Some 8 months after the company was acquired by Kirin-owned Lion Little World Beverages, officially ending its almost 30 years of independent brewing operations, New Belgium is reaffirming its commitment to the ecological tenets that have always been core to the brand. They may no longer qualify under the Brewers Association’s increasingly unwieldy (and not particularly useful) definition of a craft brewer, but that won’t stop New Belgium from being the country’s first brewery with a nationwide beer brand that is certified carbon neutral.

That brand is of course Fat Tire, the longtime New Belgium flagship amber ale that operates almost like its own independent brand at times. In order to draw attention both to the perils of climate change, and the beer’s new carbon neutral certification, New Belgium will be engineering a stunt today, Aug. 7, 2020 for International Beer Day, charging $100 for six-packs of the beer “at select retailers” across the country. New Belgium describes that price point as “a price that reflects the potential true cost of beer in 50 years if the climate crisis continues unabated,” and goes on to say the following in their press release:

By actually charging customers 10x the normal price, Fat Tire is highlighting the need for urgent action from government and businesses to avoid a climate-induced economic catastrophe, where the simple things we love become ultra-luxury products affordable only by the very wealthy. At the same time, Fat Tire is announcing that it has become America’s first national beer brand to be certified carbon neutral. The brewing industry has been slow to confront the climate crisis – but the impacts of climate change are already disrupting the beer supply chain, from higher costs for barley and wheat, to the growing scarcity of clean water used in brewing, to more severe weather affecting operations around the country. Fat Tire is leading the way – and inviting other businesses to join the fight.

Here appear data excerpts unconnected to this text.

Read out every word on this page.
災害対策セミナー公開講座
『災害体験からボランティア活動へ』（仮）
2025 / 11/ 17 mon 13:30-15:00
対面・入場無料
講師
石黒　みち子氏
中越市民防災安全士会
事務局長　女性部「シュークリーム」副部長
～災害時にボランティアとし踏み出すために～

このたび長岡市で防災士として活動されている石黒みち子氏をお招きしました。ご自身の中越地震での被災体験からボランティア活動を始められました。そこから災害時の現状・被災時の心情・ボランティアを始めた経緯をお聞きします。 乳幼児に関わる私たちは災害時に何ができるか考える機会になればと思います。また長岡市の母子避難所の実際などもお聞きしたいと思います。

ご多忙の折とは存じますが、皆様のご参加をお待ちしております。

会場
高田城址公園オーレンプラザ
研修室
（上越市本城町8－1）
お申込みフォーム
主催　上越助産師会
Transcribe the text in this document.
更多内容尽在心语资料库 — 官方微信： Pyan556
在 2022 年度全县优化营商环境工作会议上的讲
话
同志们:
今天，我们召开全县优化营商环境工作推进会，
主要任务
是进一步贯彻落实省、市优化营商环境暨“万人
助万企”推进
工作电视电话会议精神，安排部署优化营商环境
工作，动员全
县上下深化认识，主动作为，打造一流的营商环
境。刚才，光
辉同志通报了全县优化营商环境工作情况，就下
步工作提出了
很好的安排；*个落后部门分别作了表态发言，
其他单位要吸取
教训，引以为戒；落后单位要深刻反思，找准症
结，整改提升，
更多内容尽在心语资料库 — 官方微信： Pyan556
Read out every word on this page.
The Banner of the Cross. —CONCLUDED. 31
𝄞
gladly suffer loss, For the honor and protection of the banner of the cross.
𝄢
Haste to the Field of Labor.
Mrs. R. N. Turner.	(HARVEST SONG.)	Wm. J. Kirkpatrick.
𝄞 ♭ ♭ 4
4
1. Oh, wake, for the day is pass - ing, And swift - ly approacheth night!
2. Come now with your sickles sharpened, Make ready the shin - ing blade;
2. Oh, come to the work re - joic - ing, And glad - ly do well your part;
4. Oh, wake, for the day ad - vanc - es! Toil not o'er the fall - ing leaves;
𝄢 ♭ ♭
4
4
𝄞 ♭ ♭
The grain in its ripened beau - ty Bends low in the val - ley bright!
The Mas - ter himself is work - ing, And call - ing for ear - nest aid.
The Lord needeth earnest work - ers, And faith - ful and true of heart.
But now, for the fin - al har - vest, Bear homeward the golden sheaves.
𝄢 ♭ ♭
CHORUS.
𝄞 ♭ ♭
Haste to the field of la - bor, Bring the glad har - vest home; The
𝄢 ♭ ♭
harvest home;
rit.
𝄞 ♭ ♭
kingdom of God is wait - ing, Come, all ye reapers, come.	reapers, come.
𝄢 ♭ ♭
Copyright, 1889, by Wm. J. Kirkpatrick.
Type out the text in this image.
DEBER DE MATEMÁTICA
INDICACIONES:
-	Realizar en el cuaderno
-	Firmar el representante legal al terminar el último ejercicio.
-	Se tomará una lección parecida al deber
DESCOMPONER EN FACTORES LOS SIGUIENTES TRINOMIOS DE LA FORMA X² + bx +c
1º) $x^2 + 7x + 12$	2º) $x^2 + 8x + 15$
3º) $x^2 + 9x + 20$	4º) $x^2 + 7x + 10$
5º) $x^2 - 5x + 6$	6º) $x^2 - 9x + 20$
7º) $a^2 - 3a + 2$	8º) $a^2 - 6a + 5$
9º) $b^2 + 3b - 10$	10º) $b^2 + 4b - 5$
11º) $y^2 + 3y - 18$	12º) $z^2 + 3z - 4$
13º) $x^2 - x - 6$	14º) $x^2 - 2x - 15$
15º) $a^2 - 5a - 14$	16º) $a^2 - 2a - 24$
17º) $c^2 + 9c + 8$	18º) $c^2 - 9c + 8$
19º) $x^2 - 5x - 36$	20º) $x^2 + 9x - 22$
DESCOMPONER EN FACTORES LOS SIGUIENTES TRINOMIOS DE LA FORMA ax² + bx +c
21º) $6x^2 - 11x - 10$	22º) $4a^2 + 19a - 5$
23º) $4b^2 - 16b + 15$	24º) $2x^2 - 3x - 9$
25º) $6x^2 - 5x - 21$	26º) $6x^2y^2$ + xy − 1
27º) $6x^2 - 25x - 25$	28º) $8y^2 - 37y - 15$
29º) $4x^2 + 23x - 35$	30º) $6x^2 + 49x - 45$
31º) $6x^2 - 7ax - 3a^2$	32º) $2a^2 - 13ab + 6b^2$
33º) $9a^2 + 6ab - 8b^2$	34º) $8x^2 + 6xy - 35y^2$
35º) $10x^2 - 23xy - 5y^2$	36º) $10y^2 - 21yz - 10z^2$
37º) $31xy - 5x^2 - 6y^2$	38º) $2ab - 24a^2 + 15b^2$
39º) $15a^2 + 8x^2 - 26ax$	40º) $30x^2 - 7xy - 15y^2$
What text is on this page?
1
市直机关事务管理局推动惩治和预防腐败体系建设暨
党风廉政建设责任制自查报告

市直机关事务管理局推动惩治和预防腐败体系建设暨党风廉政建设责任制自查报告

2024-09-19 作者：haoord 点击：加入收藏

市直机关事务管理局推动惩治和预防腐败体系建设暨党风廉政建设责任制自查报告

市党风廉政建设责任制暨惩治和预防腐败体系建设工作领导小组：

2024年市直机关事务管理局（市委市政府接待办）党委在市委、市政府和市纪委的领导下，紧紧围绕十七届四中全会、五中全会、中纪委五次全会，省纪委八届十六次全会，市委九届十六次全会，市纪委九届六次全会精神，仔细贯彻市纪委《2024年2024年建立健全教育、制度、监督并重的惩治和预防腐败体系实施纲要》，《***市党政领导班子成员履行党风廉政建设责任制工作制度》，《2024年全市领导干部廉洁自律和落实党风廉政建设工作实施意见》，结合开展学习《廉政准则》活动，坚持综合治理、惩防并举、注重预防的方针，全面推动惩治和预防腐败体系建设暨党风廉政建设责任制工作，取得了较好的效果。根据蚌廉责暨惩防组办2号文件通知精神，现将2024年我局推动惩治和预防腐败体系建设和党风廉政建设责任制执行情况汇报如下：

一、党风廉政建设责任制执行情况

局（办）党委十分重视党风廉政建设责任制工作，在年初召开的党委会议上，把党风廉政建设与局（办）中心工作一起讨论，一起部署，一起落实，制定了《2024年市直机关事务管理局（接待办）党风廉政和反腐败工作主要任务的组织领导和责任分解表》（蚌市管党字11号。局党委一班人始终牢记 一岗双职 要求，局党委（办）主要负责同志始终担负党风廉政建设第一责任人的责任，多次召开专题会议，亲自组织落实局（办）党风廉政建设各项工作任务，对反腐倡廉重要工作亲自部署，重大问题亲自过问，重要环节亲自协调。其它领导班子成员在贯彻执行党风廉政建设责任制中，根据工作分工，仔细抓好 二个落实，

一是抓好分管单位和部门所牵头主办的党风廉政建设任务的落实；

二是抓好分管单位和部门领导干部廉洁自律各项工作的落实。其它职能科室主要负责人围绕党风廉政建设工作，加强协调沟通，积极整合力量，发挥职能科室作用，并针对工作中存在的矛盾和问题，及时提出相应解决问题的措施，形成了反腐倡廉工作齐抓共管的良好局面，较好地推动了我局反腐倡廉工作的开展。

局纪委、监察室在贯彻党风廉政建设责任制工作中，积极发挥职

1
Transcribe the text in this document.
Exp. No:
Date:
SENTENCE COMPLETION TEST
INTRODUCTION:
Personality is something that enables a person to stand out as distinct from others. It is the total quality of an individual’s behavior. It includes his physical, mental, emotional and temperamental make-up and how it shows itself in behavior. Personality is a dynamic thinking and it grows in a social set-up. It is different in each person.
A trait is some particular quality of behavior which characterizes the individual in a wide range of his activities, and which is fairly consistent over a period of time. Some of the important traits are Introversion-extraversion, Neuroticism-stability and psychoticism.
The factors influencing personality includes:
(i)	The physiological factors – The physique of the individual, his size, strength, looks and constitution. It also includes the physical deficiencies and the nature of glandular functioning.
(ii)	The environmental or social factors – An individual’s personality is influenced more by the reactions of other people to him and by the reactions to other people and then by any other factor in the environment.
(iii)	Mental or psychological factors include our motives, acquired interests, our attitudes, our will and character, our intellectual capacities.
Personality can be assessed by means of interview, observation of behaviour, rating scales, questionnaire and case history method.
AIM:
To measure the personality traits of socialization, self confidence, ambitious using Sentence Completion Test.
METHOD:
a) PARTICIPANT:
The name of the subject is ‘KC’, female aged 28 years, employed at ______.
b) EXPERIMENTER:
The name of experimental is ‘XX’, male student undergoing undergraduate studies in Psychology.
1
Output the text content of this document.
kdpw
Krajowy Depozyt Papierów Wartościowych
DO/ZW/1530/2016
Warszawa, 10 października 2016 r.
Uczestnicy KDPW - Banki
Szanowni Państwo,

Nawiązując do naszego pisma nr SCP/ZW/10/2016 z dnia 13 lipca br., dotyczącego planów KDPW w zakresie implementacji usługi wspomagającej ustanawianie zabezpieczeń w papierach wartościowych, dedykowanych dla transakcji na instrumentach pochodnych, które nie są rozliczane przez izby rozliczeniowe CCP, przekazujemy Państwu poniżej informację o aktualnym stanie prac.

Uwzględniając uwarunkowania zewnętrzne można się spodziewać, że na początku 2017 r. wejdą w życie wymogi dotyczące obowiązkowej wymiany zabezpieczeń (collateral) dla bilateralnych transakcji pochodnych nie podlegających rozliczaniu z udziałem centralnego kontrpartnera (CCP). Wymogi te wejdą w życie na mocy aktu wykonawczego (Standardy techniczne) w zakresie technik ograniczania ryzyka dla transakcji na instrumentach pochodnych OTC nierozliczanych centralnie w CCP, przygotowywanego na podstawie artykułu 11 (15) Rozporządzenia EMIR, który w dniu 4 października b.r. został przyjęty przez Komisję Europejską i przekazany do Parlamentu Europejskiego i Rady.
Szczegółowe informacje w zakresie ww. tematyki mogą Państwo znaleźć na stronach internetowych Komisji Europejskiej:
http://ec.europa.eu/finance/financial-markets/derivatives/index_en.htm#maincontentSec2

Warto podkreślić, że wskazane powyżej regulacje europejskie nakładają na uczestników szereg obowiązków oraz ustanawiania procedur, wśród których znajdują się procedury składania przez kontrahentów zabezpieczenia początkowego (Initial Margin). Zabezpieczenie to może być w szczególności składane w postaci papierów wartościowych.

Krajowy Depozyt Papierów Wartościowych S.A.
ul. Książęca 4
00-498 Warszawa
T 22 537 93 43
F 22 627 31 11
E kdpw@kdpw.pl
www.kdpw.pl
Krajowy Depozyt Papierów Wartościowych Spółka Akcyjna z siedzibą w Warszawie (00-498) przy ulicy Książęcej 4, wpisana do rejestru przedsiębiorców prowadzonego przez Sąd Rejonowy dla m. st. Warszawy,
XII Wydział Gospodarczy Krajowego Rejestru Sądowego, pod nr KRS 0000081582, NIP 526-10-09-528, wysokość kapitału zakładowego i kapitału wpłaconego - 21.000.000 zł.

A statement from New Belgium CEO Steve Feccheimer likewise takes on a sober tone, saying the following:

Make no mistake, the climate crisis will create an economic catastrophe—one far greater than what we’re experiencing now. As the CEO of a medium-sized brewery employing 700 people, I can tell you that our business would not survive in a world in which the cost of making beer, along with staple products like coffee, flour and rice, skyrockets due to climate-induced disruptions in agriculture. Companies of all kinds would suffer high prices, broken supply chains, damaged or destroyed infrastructure, and rising healthcare costs—with small companies, which make up 44 percent of GDP, dying off first, unable to compete with larger ones. As business leaders, we know this better than anyone. That’s why it’s on us to fight for smart climate policy now—and decimate the false narrative that clean energy is a job killer, opposed by corporations, which is still a refrain you hear from some so-called “pro business” politicians.

To that end, New Belgium has invested in renewable energy, regenerative agriculture and carbon sequestration in order to make production and distribution of Fat Tire carbon neutral, which you can read about in much greater detail here.

So if you happen to see a six-pack of Fat Tire marked up to $100 today, now you know why.